Story and photos by Lisa Carolin
It was a cold day in February when Carla Pizzoli learned that her engineering job had been eliminated.
The Dexter Township resident, who enjoyed the occasional visit to Chelsea, noticed that on the same day for the second month in a row, the Chelsea House Victorian Inn had a “for sale” sign in front of it.
Realtor Rick Taylor told Pizzoli that there was an offer on the house, which made the prospect of buying it even more intriguing to her. She talked to her husband, Steve Meisner, who was and still is employed at Ford, and the couple made an offer on the home.
They got it.
“We were hoping when we promoted it that it would stay a Bed and Breakfast, and so were many people in the community,” said Taylor. “Thankfully, these lovely buyers fell in love with it being a bed and breakfast.”
“We’re really enjoying it,” said Pizzoli, who along with Meisner closed on the Chelsea House on May 18. “People around here have been really welcoming.
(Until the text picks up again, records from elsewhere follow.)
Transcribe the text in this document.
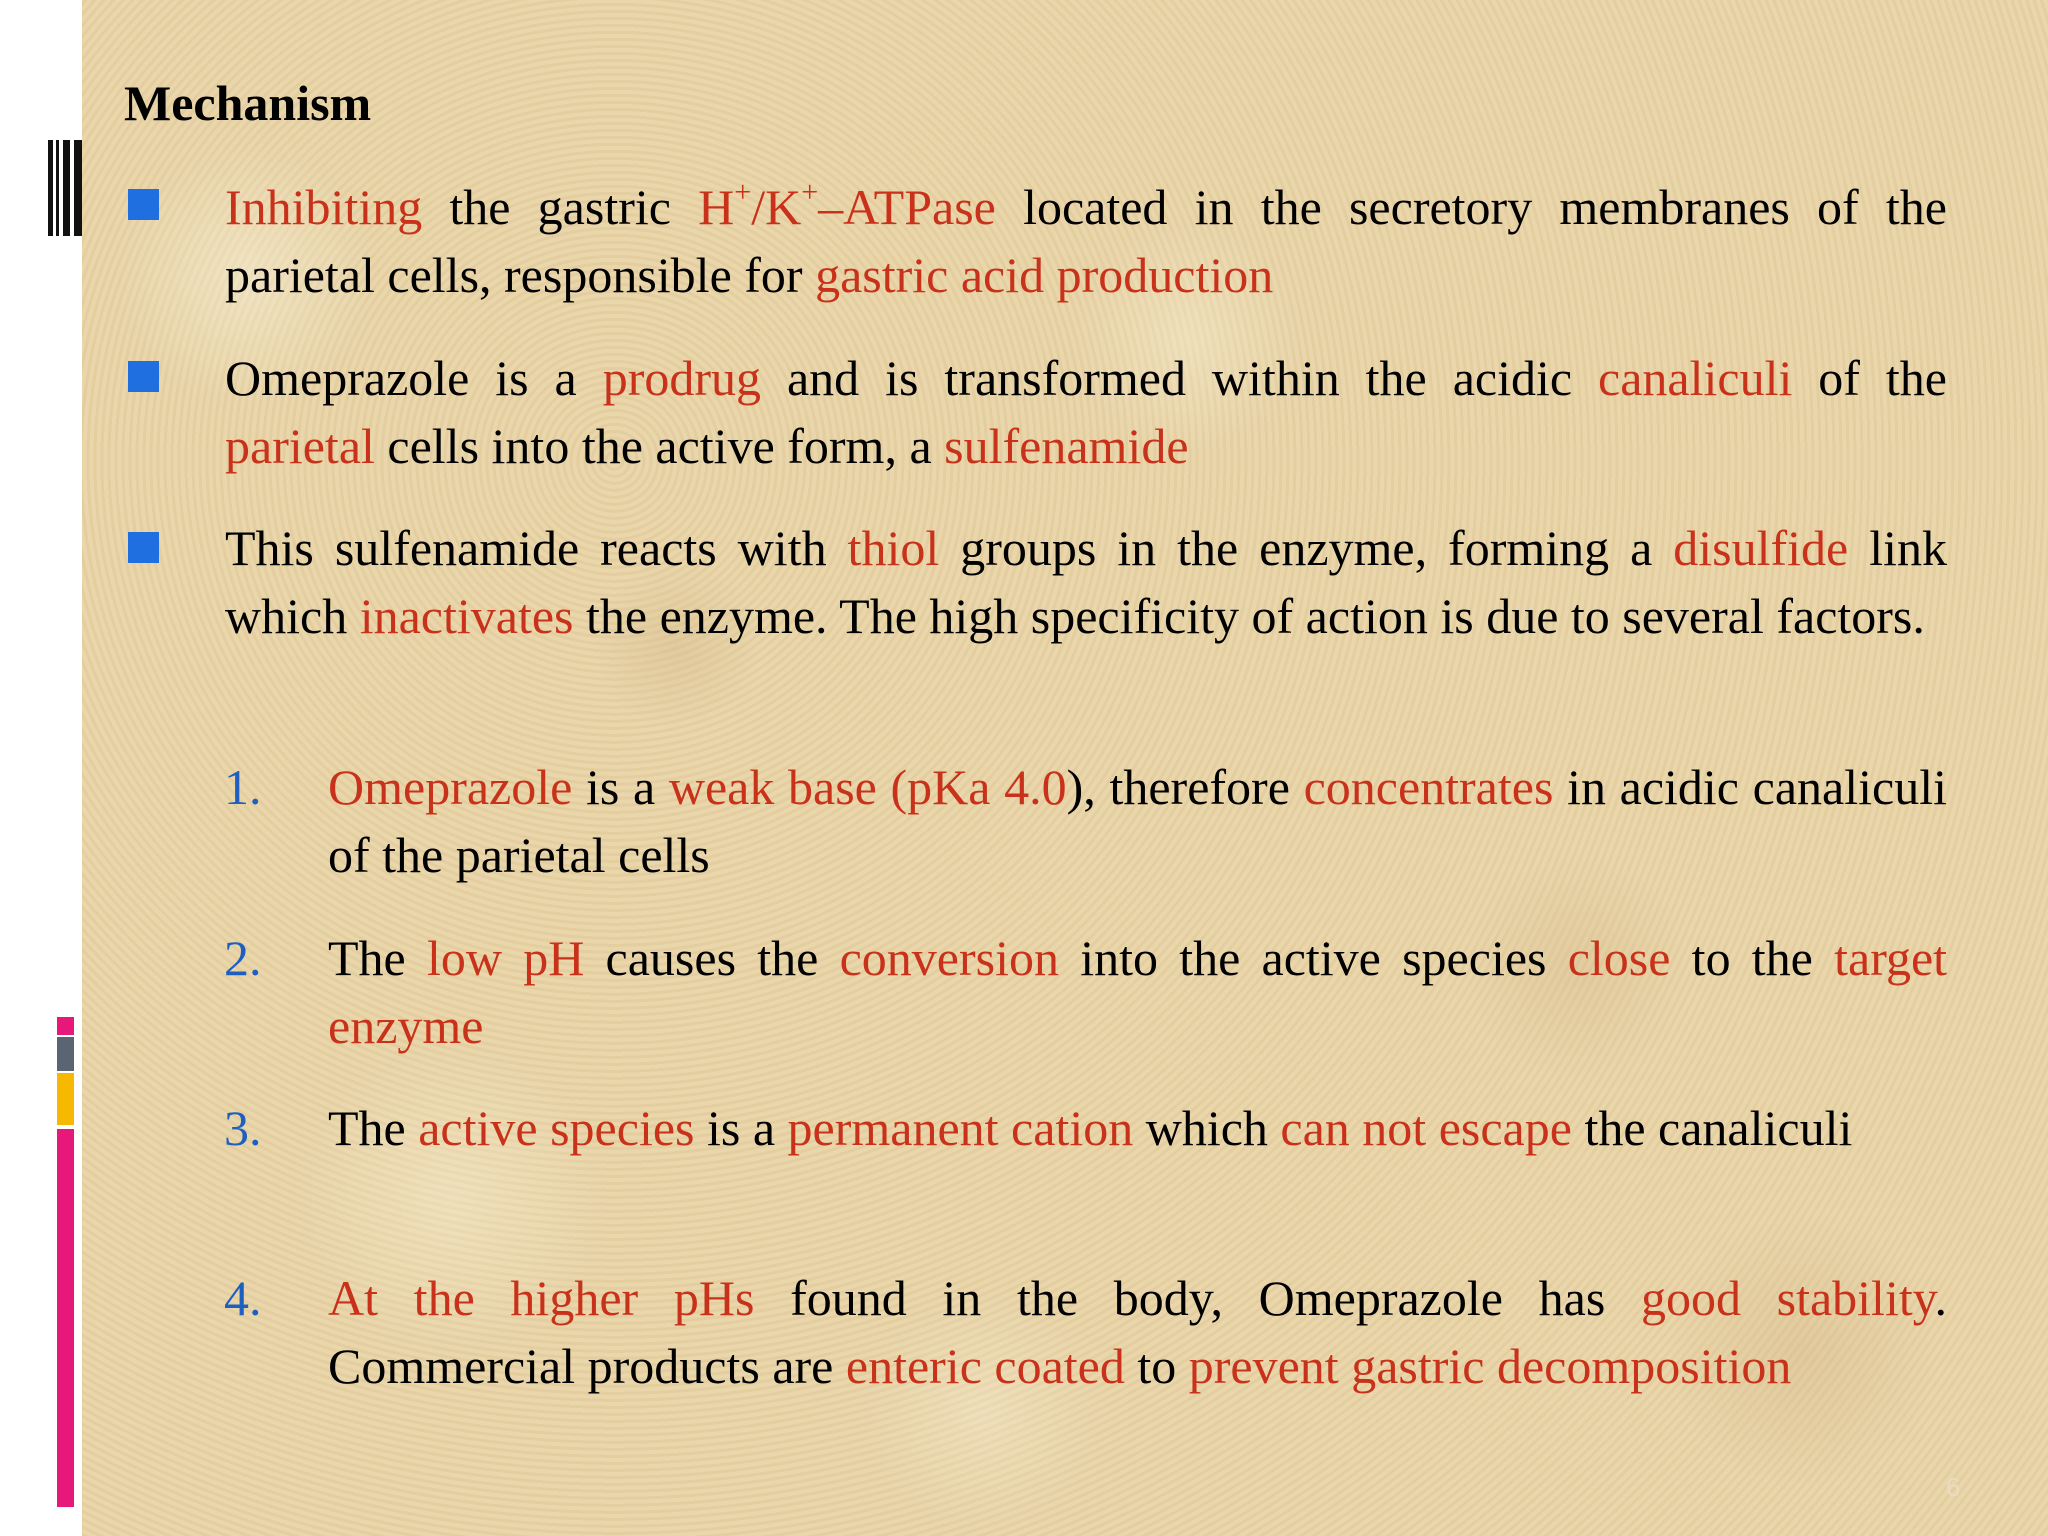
Mechanism

Inhibiting the gastric H+/K+–ATPase located in the secretory membranes of the parietal cells, responsible for gastric acid production

Omeprazole is a prodrug and is transformed within the acidic canaliculi of the parietal cells into the active form, a sulfenamide

This sulfenamide reacts with thiol groups in the enzyme, forming a disulfide link which inactivates the enzyme. The high specificity of action is due to several factors.

1. Omeprazole is a weak base (pKa 4.0), therefore concentrates in acidic canaliculi of the parietal cells

2. The low pH causes the conversion into the active species close to the target enzyme

3. The active species is a permanent cation which can not escape the canaliculi

4. At the higher pHs found in the body, Omeprazole has good stability. Commercial products are enteric coated to prevent gastric decomposition

6
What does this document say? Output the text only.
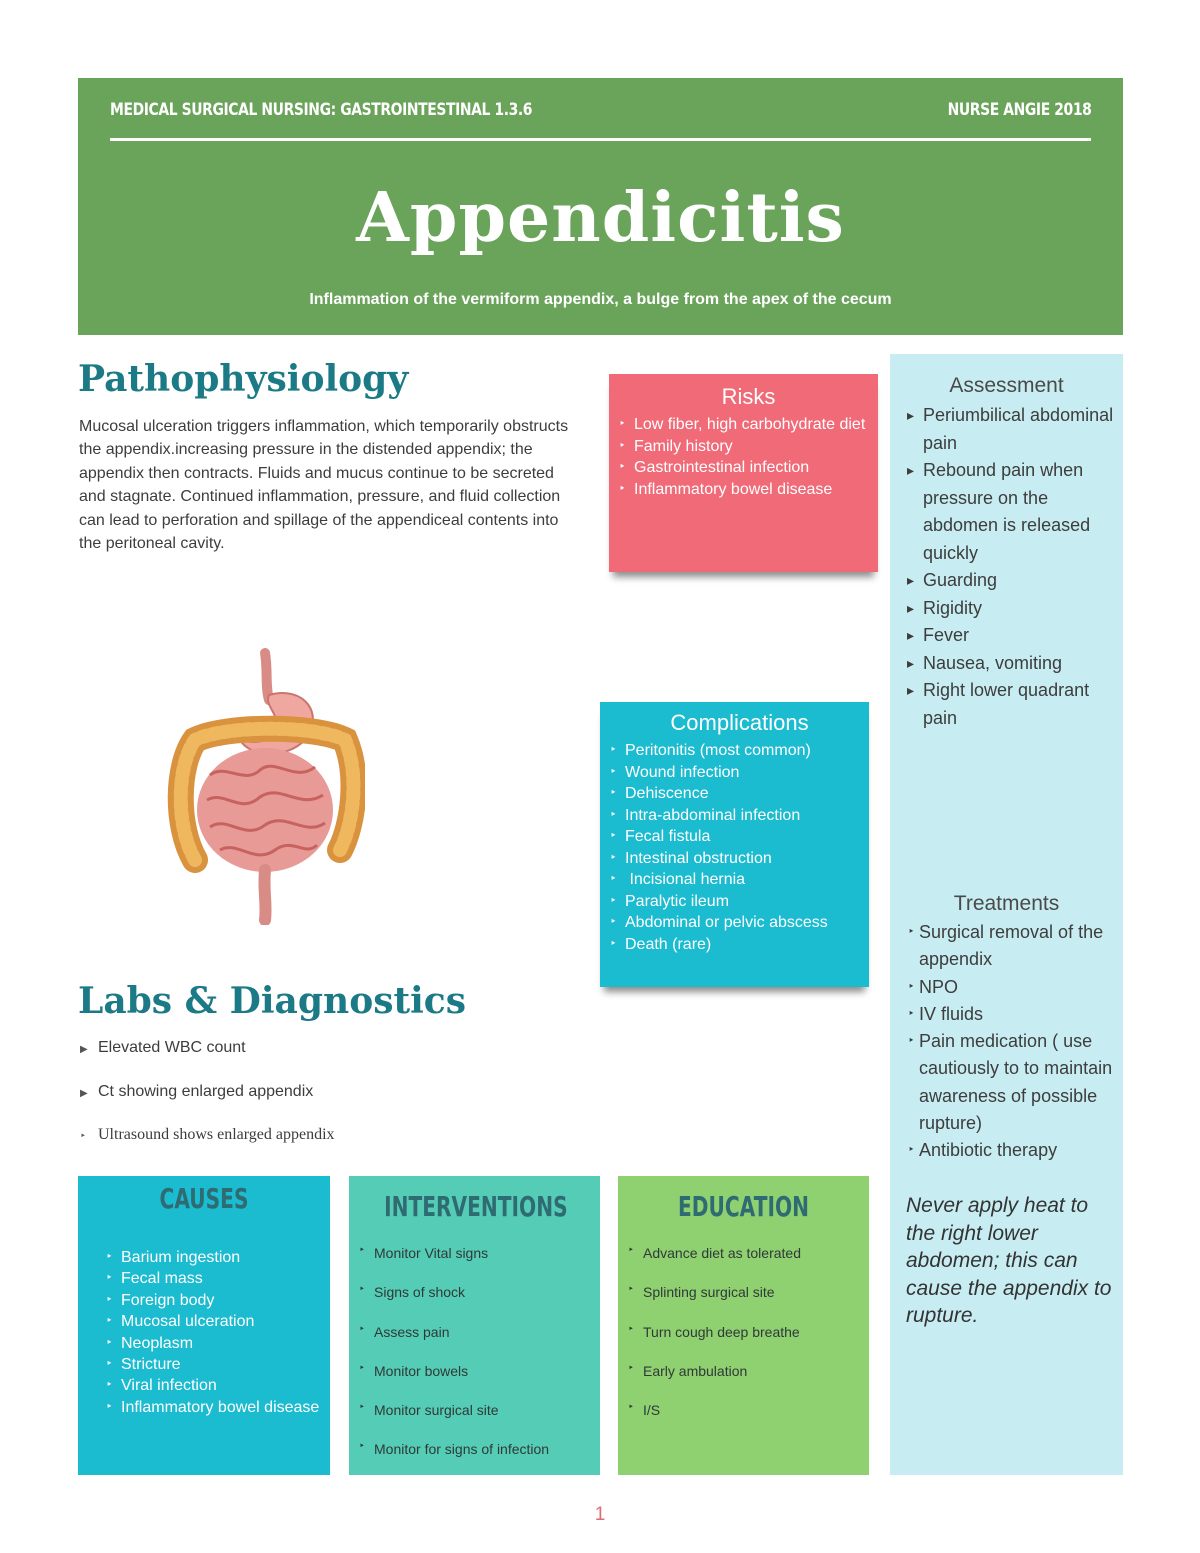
MEDICAL SURGICAL NURSING: GASTROINTESTINAL 1.3.6	NURSE ANGIE 2018
Appendicitis
Inflammation of the vermiform appendix, a bulge from the apex of the cecum
Pathophysiology
Mucosal ulceration triggers inflammation, which temporarily obstructs the appendix.increasing pressure in the distended appendix; the appendix then contracts. Fluids and mucus continue to be secreted and stagnate. Continued inflammation, pressure, and fluid collection can lead to perforation and spillage of the appendiceal contents into the peritoneal cavity.
Labs & Diagnostics
▶ Elevated WBC count
▶ Ct showing enlarged appendix
‣ Ultrasound shows enlarged appendix
Risks
‣ Low fiber, high carbohydrate diet
‣ Family history
‣ Gastrointestinal infection
‣ Inflammatory bowel disease
Complications
‣ Peritonitis (most common)
‣ Wound infection
‣ Dehiscence
‣ Intra-abdominal infection
‣ Fecal fistula
‣ Intestinal obstruction
‣  Incisional hernia
‣ Paralytic ileum
‣ Abdominal or pelvic abscess
‣ Death (rare)
Assessment
▸ Periumbilical abdominal pain
▸ Rebound pain when pressure on the abdomen is released quickly
▸ Guarding
▸ Rigidity
▸ Fever
▸ Nausea, vomiting
▸ Right lower quadrant pain
Treatments
‣ Surgical removal of the appendix
‣ NPO
‣ IV fluids
‣ Pain medication ( use cautiously to to maintain awareness of possible rupture)
‣ Antibiotic therapy
Never apply heat to the right lower abdomen; this can cause the appendix to rupture.
CAUSES
‣ Barium ingestion
‣ Fecal mass
‣ Foreign body
‣ Mucosal ulceration
‣ Neoplasm
‣ Stricture
‣ Viral infection
‣ Inflammatory bowel disease
INTERVENTIONS
‣ Monitor Vital signs
‣ Signs of shock
‣ Assess pain
‣ Monitor bowels
‣ Monitor surgical site
‣ Monitor for signs of infection
EDUCATION
‣ Advance diet as tolerated
‣ Splinting surgical site
‣ Turn cough deep breathe
‣ Early ambulation
‣ I/S
1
One of the things that we have truly enjoyed the most is the people that have stayed at the inn—talking with them and sitting on the porch with them and just listening to their stories and their history and sharing a glass of wine with them.
“It’s been everything I imagined and more,” she said, adding, “We want to make sure that the time they spend at the inn is memorable for them and that they have a great time and eat well.”
Pizzoli says that she and Meisner knew they had some big shoes to fill.
“Between the Myles (two owners ago, who did the renovations) and the Koha’s (previous owners that they bought from), the reviews on this place were awesome, and it was obvious that the hospitality they provided was exceptional,” said Pizzoli.
“So our first priority is to make sure that we maintain that level of hospitality,” she said, “And we will always be grateful that they both provided that history for us to live up to.”
The couple has had guests since they took over – including being fully booked some of the time. They’ve been putting in a lot of hours to get everything up to speed.
“I never run out of things to do—fix sinks, door knobs, toilets, and a washing machine,” said Meisner, who says having the bed and breakfast has actually made him more mellow at his other job.
Pizzoli has taken responsibility for most of the breakfasts as well as the laundry.
“I always liked doing brunches,” she said. “We just do what we know how to do like Steve’s buttermilk biscuits, and my blueberry French toast and brunch casseroles with broccoli and ham.”
The couple says it’s an advantage having an established business as well as a fully furnished home. They enjoy all the discoveries they’ve made around the house, from furniture to artwork to antique pieces.
Their guests have come from all around Michigan, Ohio, and even California. One couple got engaged at the bed and breakfast and another celebrated their wedding night.
Having the Purple Rose Theatre in town is a big part of the draw for visitors to Chelsea House. So is the Common Grill, which puts the ed and Breakfast’s guests at the top of its waiting lists.
The Chelsea House Victorian Inn was built around 1878 for Michigan State Senator James Gorman, and after WWII, it was split up and rented as apartments.
It first became a Bed and Breakfast in 1994, and much of the restoration was done by former owner Jim Myles along with his wife, Kim. Much of the design was characteristic of a Queen Anne Victorian style home from the late 1800s.
Pizzoli and Meisner are preserving the design work and rent out five separate rooms – the Carriage House, Nick’s Penthouse, the Glazier Suite, the Holmes Room, and the Congdon Room, which include private baths, air conditioning, free WIFI, cable TV, queen beds and robes.
During the summer, Pizzoli and Meisner can often be found sitting on their front porch with guests enjoying the warm evenings and Sounds and Sights on Thursday Nights.
“I had some glamorized idea in my mind of what it would be like to run a Bed and Breakfast,” said Pizzoli.
“I love the people of Chelsea, love the town, love the shops, love living downtown and sitting on the porch and being able to walk everywhere and especially love that I get to share that with the guests that come to the inn,” she said.
“From the first moment that we swept off the porch and talked to the people as they were walking by, I knew I had found my Nirvana,” she said.